A consortium of software companies, including JIT and Orca Security, has launched Opengrep, a fork of Semgrep’s open-source software, in response to licensing changes for rules provided in the OSS version.
Semgrep CE (formerly Semgrep OSS) itself was forked in 2019 from an earlier project written by Facebook. It is a Static Application Security Testing (SAST) tool for analysing source code or compiled code to find security flaws, with over 11,000 stars on its GitHub repository.
The key motivation behind the new Opengrep fork is the change to the license for rules submitted to Semgrep CE, via the semgrep/semgrep-rules repository.
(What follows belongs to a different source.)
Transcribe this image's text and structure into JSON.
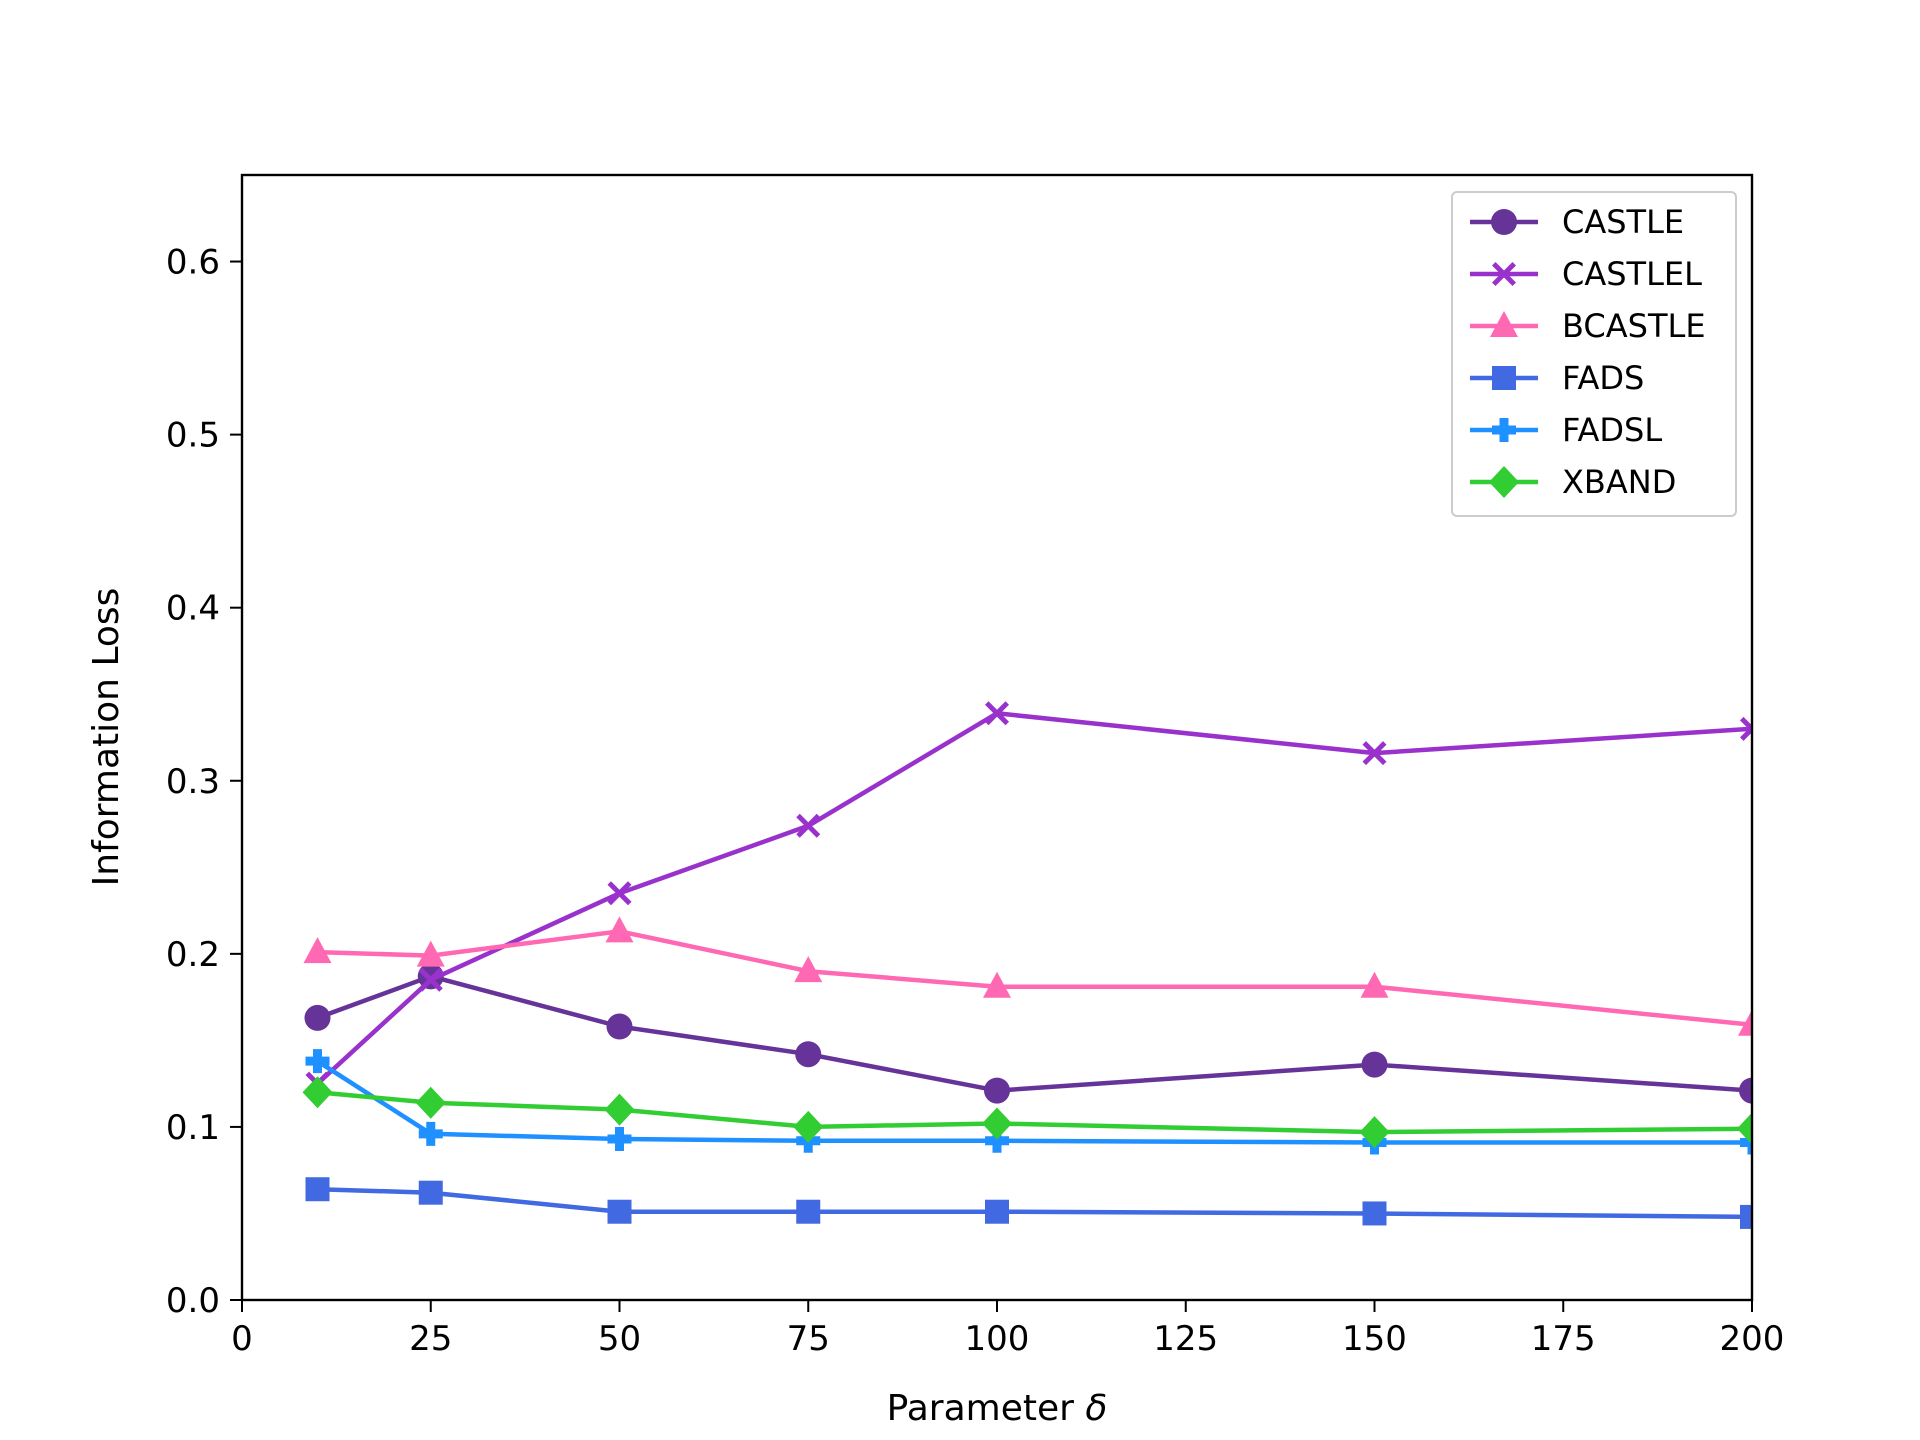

This license now prevents rules submitted to the project from being used in other commercial products unless explicitly authorised by Semgrep.
The stated goals of the forked project are to keep the engine and rules for the project open and transparent, with an open merit-based contribution system, and to restore access to features that are now restricted to the paid versions of Semgrep, with community commentary from Reddit users “confusedcrib” and “darrenpmeyer” suggesting that functionality such as fingerprints and meta-variables have been moved from the OSS version to the paid-for version.
The Opengrep manifesto points to parallels between Semgrep’s license change and that of others in recent history. Explaining how the community responded by forking the projects, the manifesto explains: “When Elasticsearch switched its licensing strategy, halting new open-source versions of Elasticsearch and Kibana, AWS stepped up to launch OpenSearch. When Hashicorp pulled the plug on Terraform open-source, the community came together with Opentofu”.
Semgrep’s founder and CPO Luke O’Malley has responded to this criticism, clarifying that Semgrep OSS itself remains open source, under the LGPL 2.1 license, and the change in the license for the rules repository was in response to several companies redistributing the rules repository, contravening the existing license. O’Malley goes on to explain that end users and companies using Semgrep OSS for their own purposes are unlikely to be affected by the new license.
TL;DR: If you’re using Semgrep without bundling and reselling it, you should be unaffected by our recent changes.
– Luke O’Malley
A blog post by Mark Curphey on crashoverride.com is critical of the forking. Curphey defends Semgrep, arguing that the fork wasn’t justified and represents opportunistic behaviour from companies that haven’t historically contributed to the project.
[…] a consortium is an organization of several businesses or banks joining together as a group for a shared purpose. Seems accurate, but I don’t think the shared purpose is for the good of the community or altruistic open-source value.
– Mark Curphey
He disputes claims that Semgrep performed an “open-source rug-pull”, and supports Semgrep’s open-core business model, where the core scanner is free while additional features are monetised. Other commentators are similarly unconvinced; writing on Reddit, Gullible-Chemist1794 says “I just don’t see this succeeding because all the companies supporting opengrep are competitors of each other, and most of them are VC invested companies, sooner or later there will be conflict of interests”.
Writing on BlueSky, Josh Grossman hopes for collaboration between the two camps: “Personally I really hope that Opengrep and Semgrep can work together on a community maintained engine with strong support from multiple vendors, whilst also respecting Semgrep’s commercial rights”.
The Opengrep manifesto closes by detailing what’s in it for users – promising a more capable scanning engine which doesn’t hide functionality behind a login, and full backward compatibility with open standard JSON and SARIF outputs. Responding to likely criticism that a consortium of software vendors manages the project, they also give long-term assurance that future improvements won’t be locked into any of those vendors.
An open roadmap session for Opengrep is scheduled for 27th February 2025, with more information available at opengrep.dev.